When it arrived, I unscrewed the lid and was perplexed by what I saw. It was some sort of dispensing mechanism I had never seen before. No matter what I tried, I could not get the product out of the jar. There was a small wordless illustration inside the lid but I tried following it and still couldn’t get any face cream out of the jar. There were no other instructions.

Finally (feeling fairly stupid), I turned to my distributor. She emailed me directions. They didn’t make any sense. So she sent me a photo demonstrating how to use it and that’s when we discovered a problem. The packaging of her jar did not match mine. She called corporate and they told her they changed the packaging and dispensing method. She sent me new instructions but I still couldn’t get anything to come out, so we concluded that I somehow broke it trying to get it out or mine was defective. She sent me a replacement and instructions on how to dispense it and it worked! Several weeks later she forwarded an email to me from corporate which stated that the new dispensing method seemed to be causing problems and they were going to switch back to the original packaging.


This little incident teaches some valuable marketing lessons:

Make sure copy and explanations are easy to understand for all of your target audience not just certain segments

Since they’re a big company, one can only assume they tested the new packaging and directions or at least gave it a great deal of thought.
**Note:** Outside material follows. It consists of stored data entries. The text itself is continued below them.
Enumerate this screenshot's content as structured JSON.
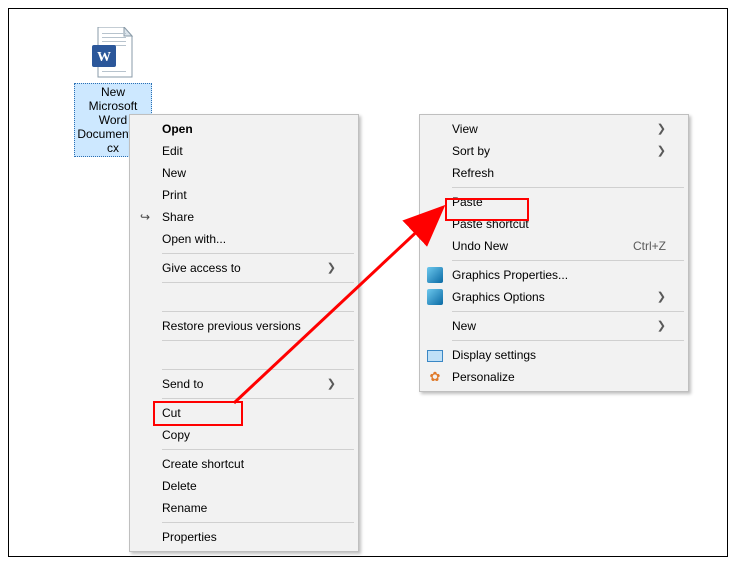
{
  "file": {
    "label": "New Microsoft Word Document.docx",
    "icon": "word-document"
  },
  "menu1": {
    "items": [
      {
        "label": "Open",
        "bold": true
      },
      {
        "label": "Edit"
      },
      {
        "label": "New"
      },
      {
        "label": "Print"
      },
      {
        "label": "Share",
        "icon": "share"
      },
      {
        "label": "Open with...",
        "submenu": false
      },
      {
        "sep": true
      },
      {
        "label": "Give access to",
        "submenu": true
      },
      {
        "sep": true
      },
      {
        "blank": true
      },
      {
        "sep": true
      },
      {
        "label": "Restore previous versions"
      },
      {
        "sep": true
      },
      {
        "blank": true
      },
      {
        "sep": true
      },
      {
        "label": "Send to",
        "submenu": true
      },
      {
        "sep": true
      },
      {
        "label": "Cut"
      },
      {
        "label": "Copy"
      },
      {
        "sep": true
      },
      {
        "label": "Create shortcut"
      },
      {
        "label": "Delete"
      },
      {
        "label": "Rename"
      },
      {
        "sep": true
      },
      {
        "label": "Properties"
      }
    ]
  },
  "menu2": {
    "items": [
      {
        "label": "View",
        "submenu": true
      },
      {
        "label": "Sort by",
        "submenu": true
      },
      {
        "label": "Refresh"
      },
      {
        "sep": true
      },
      {
        "label": "Paste"
      },
      {
        "label": "Paste shortcut"
      },
      {
        "label": "Undo New",
        "shortcut": "Ctrl+Z"
      },
      {
        "sep": true
      },
      {
        "label": "Graphics Properties...",
        "icon": "intel"
      },
      {
        "label": "Graphics Options",
        "icon": "intel",
        "submenu": true
      },
      {
        "sep": true
      },
      {
        "label": "New",
        "submenu": true
      },
      {
        "sep": true
      },
      {
        "label": "Display settings",
        "icon": "monitor"
      },
      {
        "label": "Personalize",
        "icon": "personalize"
      }
    ]
  },
  "annotations": {
    "highlight1": "Cut",
    "highlight2": "Paste"
  }
}
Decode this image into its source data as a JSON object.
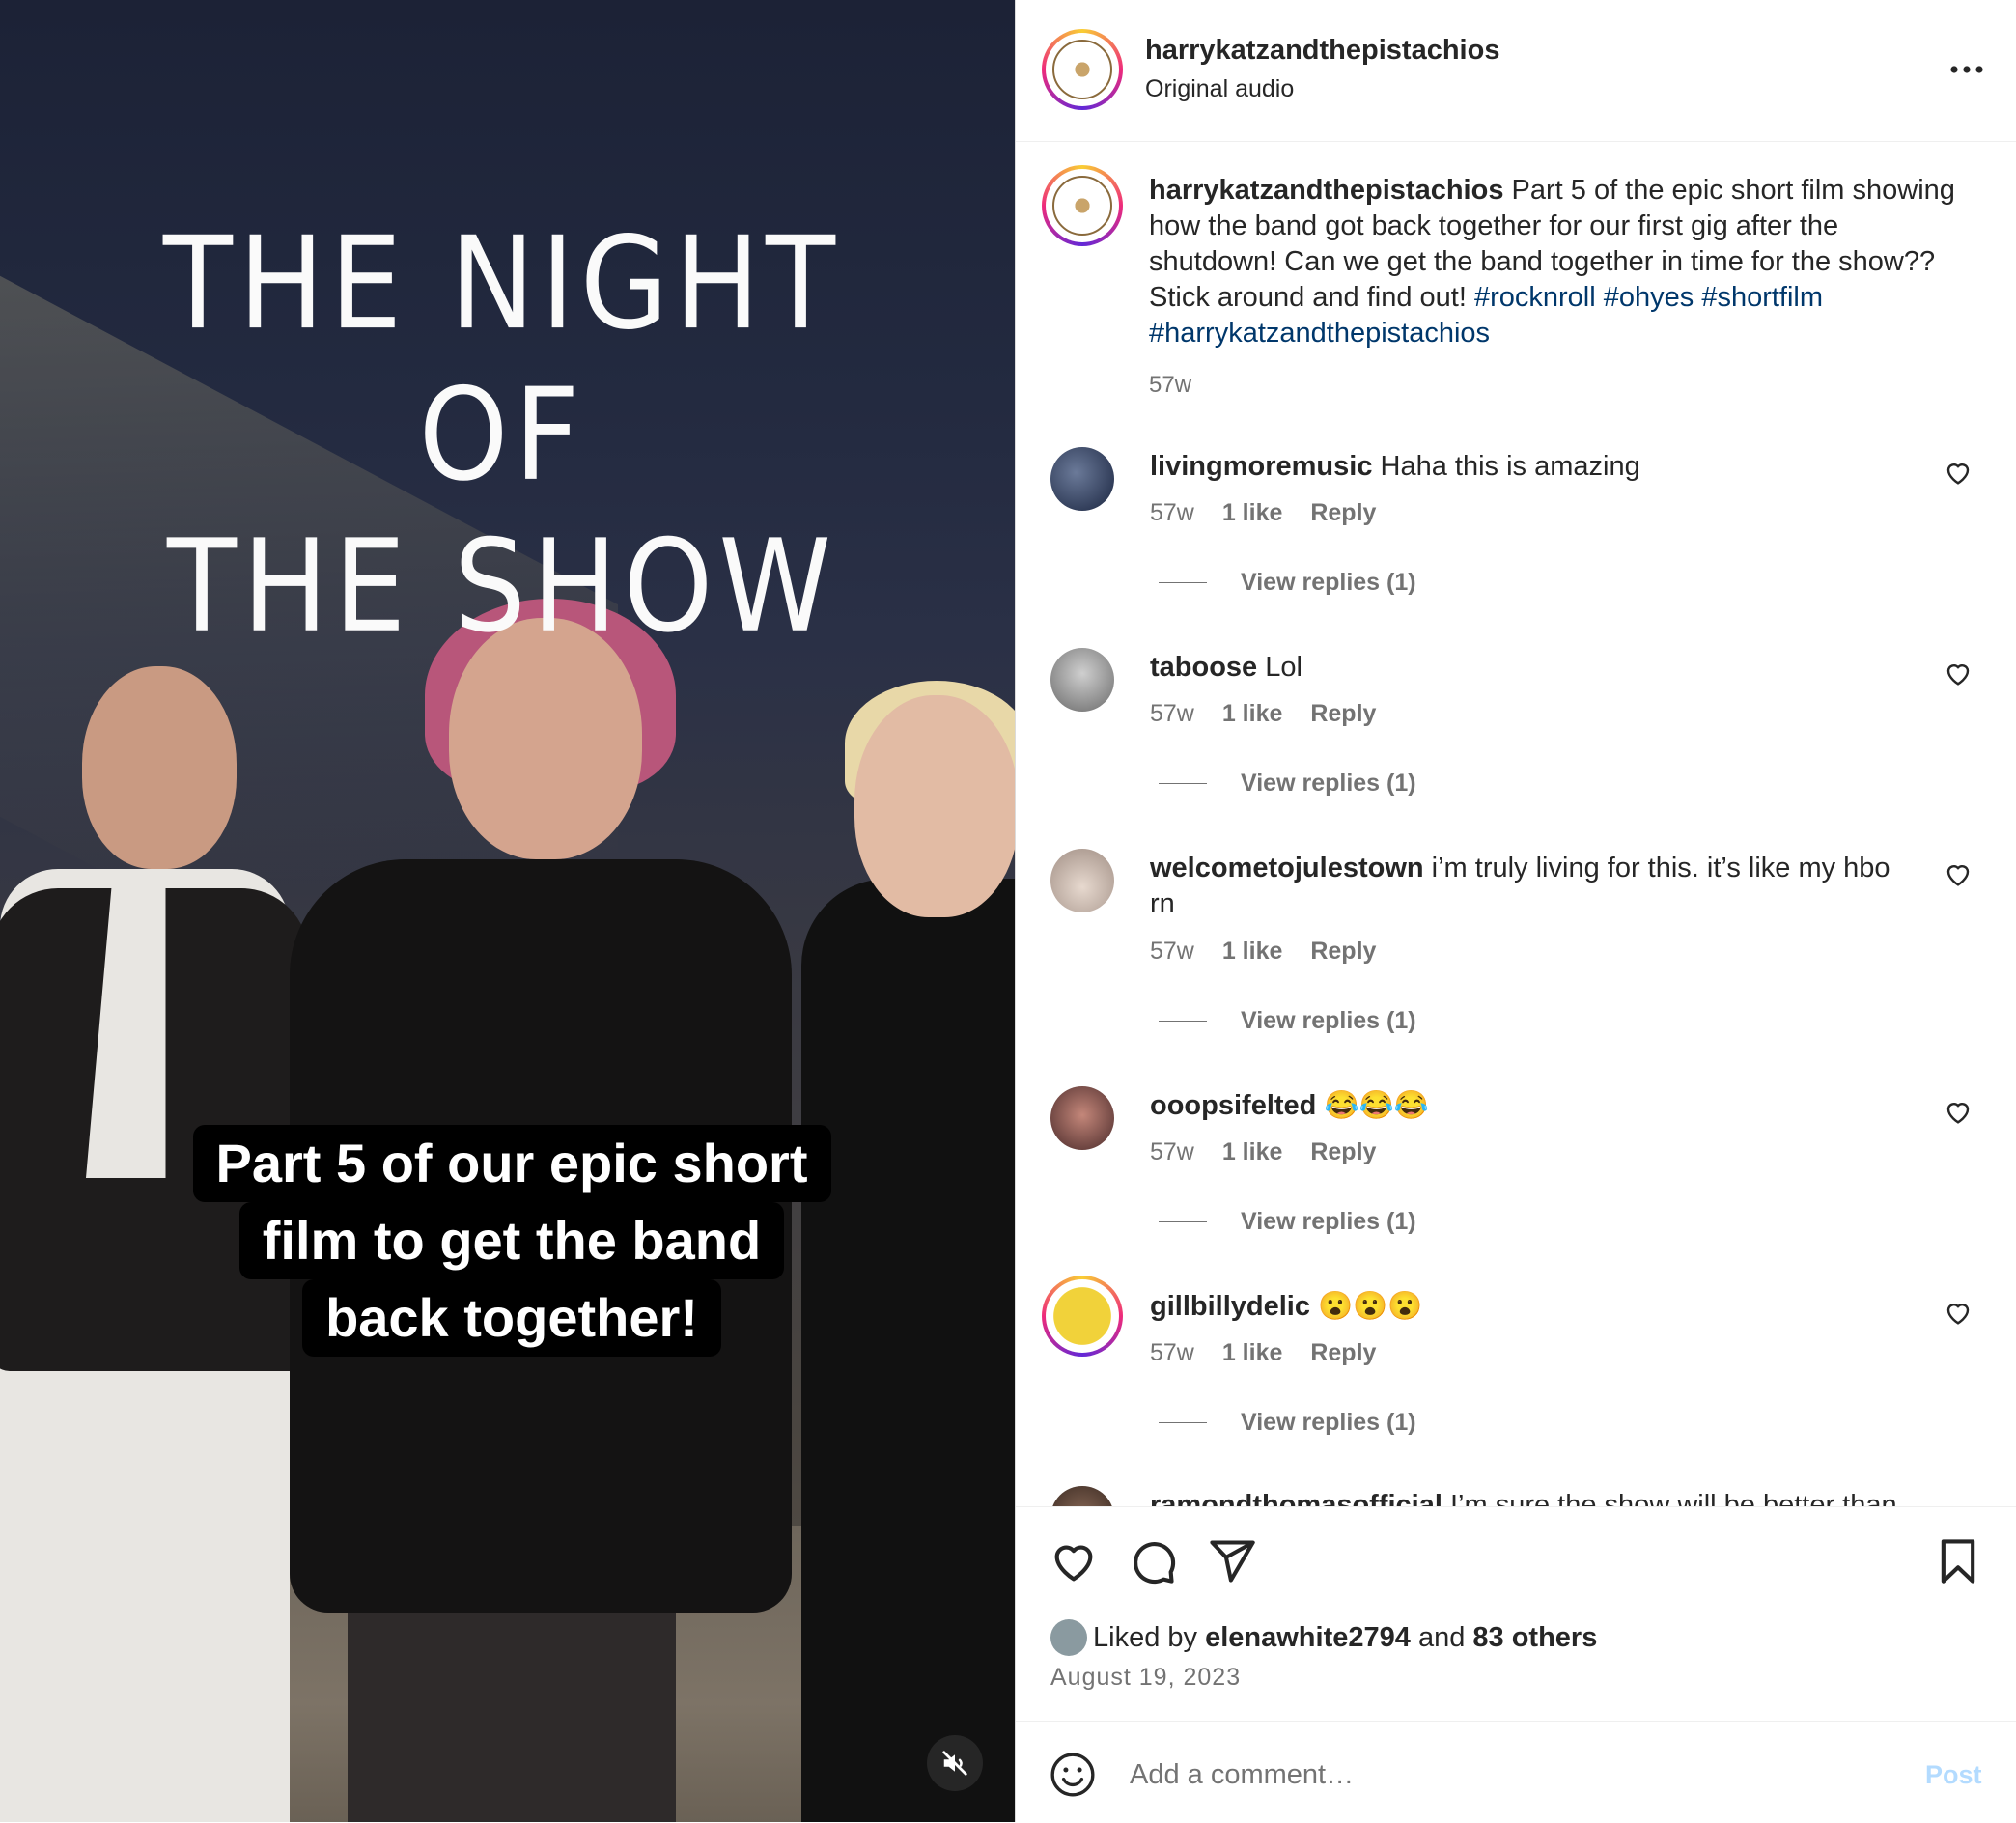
{
  "video": {
    "title_line1": "THE NIGHT OF",
    "title_line2": "THE SHOW",
    "caption_lines": [
      "Part 5 of our epic short",
      "film to get the band",
      "back together!"
    ],
    "mute_icon": "volume-muted-icon"
  },
  "header": {
    "username": "harrykatzandthepistachios",
    "subtitle": "Original audio",
    "more_icon": "more-horizontal-icon"
  },
  "post": {
    "username": "harrykatzandthepistachios",
    "text": "Part 5 of the epic short film showing how the band got back together for our first gig after the shutdown! Can we get the band together in time for the show?? Stick around and find out!",
    "hashtags": [
      "#rocknroll",
      "#ohyes",
      "#shortfilm",
      "#harrykatzandthepistachios"
    ],
    "time": "57w"
  },
  "comments": [
    {
      "username": "livingmoremusic",
      "text": "Haha this is amazing",
      "time": "57w",
      "likes": "1 like",
      "reply": "Reply",
      "view_replies": "View replies (1)"
    },
    {
      "username": "taboose",
      "text": "Lol",
      "time": "57w",
      "likes": "1 like",
      "reply": "Reply",
      "view_replies": "View replies (1)"
    },
    {
      "username": "welcometojulestown",
      "text": "i’m truly living for this. it’s like my hbo rn",
      "time": "57w",
      "likes": "1 like",
      "reply": "Reply",
      "view_replies": "View replies (1)"
    },
    {
      "username": "ooopsifelted",
      "text": "😂😂😂",
      "time": "57w",
      "likes": "1 like",
      "reply": "Reply",
      "view_replies": "View replies (1)"
    },
    {
      "username": "gillbillydelic",
      "text": "😮😮😮",
      "time": "57w",
      "likes": "1 like",
      "reply": "Reply",
      "view_replies": "View replies (1)"
    },
    {
      "username": "ramondthomasofficial",
      "text": "I’m sure the show will be better than"
    }
  ],
  "actions": {
    "liked_by_prefix": "Liked by",
    "liked_by_user": "elenawhite2794",
    "liked_by_and": "and",
    "liked_by_others": "83 others",
    "date": "August 19, 2023"
  },
  "add_comment": {
    "placeholder": "Add a comment…",
    "post_label": "Post"
  },
  "colors": {
    "link": "#00376b",
    "secondary_text": "#737373",
    "post_button_disabled": "#b3dbff"
  }
}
But on whom did they test it? Many companies fail to understand the issues of first-time users or the readability level of their audience. Test the readability level of your copy at www.readbility-score.com and see if it matches the level of your target audience.

Always communicate changes to your sales and customer service staff

These people are on the front lines working directly with your clients. You should always let them know of any changes you’re going to make so they are prepared to field questions and assist with problems. Otherwise, they and the company look bad in the customers’ eyes.

Testing of a new product or service doesn’t guarantee success

Remember “new Coke”? Although Coca Cola tested the new product with focus groups, it bombed with the majority of the public and Coke soon brought back the original product. Not every change you make will be a success. Your market will let you know. Fail to listen to them and it can bring failure to your company.